WizardLM 1.0 Uncensored LLaMA2 13B GGUF
Property | Value |
---|---|
Parameter Count | 13B |
Base Model | LLaMA2 |
License | LLaMA2 |
Creator | Eric Hartford |
Quantizer | TheBloke |
What is WizardLM-1.0-Uncensored-Llama2-13B-GGUF?
This model is a specially quantized version of Eric Hartford's WizardLM 1.0 Uncensored LLaMA2 13B, designed for efficient deployment across various hardware configurations. It's based on the original WizardLM-13B-V1.0 but retrained with a filtered dataset to reduce refusals, avoidance, and inherent biases while maintaining high performance.
Implementation Details
The model is available in multiple GGUF quantizations ranging from 2-bit to 8-bit precision, offering different tradeoffs between model size, memory usage, and quality. The GGUF format represents a significant advancement over the previous GGML format, providing improved tokenization, special token support, and extensible metadata capabilities.
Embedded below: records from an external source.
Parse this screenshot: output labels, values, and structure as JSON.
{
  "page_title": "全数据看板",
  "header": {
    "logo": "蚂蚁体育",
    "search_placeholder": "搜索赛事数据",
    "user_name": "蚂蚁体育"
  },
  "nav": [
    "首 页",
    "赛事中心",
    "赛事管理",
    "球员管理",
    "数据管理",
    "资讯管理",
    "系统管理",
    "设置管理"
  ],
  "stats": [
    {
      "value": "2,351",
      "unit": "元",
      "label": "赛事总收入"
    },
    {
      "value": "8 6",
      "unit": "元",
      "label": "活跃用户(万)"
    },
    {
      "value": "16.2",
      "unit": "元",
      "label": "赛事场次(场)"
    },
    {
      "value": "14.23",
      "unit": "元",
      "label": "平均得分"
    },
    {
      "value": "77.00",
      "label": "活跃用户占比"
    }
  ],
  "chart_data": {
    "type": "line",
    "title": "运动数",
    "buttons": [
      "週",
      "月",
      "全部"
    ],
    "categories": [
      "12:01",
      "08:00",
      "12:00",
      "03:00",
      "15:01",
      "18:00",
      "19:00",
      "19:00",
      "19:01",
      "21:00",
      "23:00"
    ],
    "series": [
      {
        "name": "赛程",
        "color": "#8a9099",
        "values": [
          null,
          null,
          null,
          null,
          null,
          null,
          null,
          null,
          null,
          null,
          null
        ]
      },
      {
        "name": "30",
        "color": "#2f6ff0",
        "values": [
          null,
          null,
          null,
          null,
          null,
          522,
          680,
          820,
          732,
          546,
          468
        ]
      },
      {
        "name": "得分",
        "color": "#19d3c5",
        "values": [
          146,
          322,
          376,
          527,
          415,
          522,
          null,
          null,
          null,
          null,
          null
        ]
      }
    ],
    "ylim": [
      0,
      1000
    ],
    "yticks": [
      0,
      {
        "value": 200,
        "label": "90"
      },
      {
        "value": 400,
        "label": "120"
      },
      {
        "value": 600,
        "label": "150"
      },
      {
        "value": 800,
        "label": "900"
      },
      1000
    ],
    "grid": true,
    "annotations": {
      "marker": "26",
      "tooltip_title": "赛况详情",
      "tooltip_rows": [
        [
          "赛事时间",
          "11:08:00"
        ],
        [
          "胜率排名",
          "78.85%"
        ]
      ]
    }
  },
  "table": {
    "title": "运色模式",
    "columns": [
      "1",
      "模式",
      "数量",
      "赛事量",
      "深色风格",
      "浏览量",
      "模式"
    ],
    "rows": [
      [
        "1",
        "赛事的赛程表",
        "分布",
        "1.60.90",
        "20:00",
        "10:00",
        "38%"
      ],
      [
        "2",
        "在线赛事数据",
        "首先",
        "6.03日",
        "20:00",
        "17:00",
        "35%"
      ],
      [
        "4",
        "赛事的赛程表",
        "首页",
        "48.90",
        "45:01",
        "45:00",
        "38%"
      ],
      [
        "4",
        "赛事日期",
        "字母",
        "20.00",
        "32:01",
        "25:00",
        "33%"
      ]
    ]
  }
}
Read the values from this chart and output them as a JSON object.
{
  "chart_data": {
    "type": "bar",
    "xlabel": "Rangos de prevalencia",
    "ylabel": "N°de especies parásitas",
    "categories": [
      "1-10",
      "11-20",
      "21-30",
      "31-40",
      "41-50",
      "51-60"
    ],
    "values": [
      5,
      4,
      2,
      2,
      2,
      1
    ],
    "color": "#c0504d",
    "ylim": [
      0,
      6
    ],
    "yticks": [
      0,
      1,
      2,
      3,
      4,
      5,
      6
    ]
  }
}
- Multiple quantization options from 5.43GB (Q2_K) to 13.83GB (Q8_0)
- Supports both CPU and GPU inference with layer offloading
- Uses Vicuna 1.1-style prompting format
- Compatible with various front-ends including text-generation-webui and LM Studio
Core Capabilities
- Reduced ethical constraints compared to base WizardLM while maintaining LLaMA2's core capabilities
- Flexible deployment options across different hardware configurations
- Support for extended context lengths with automatic RoPE scaling
- Integration with popular frameworks like LangChain
Frequently Asked Questions
Q: What makes this model unique?
This model combines the powerful WizardLM architecture with reduced constraints while providing highly efficient GGUF quantization options for practical deployment. It maintains performance while offering significantly reduced model sizes.
Q: What are the recommended use cases?
The model is particularly suited for applications requiring more direct and unrestricted responses, while being deployable on consumer hardware. The Q4_K_M and Q5_K_M quantizations are recommended for balanced performance and efficiency.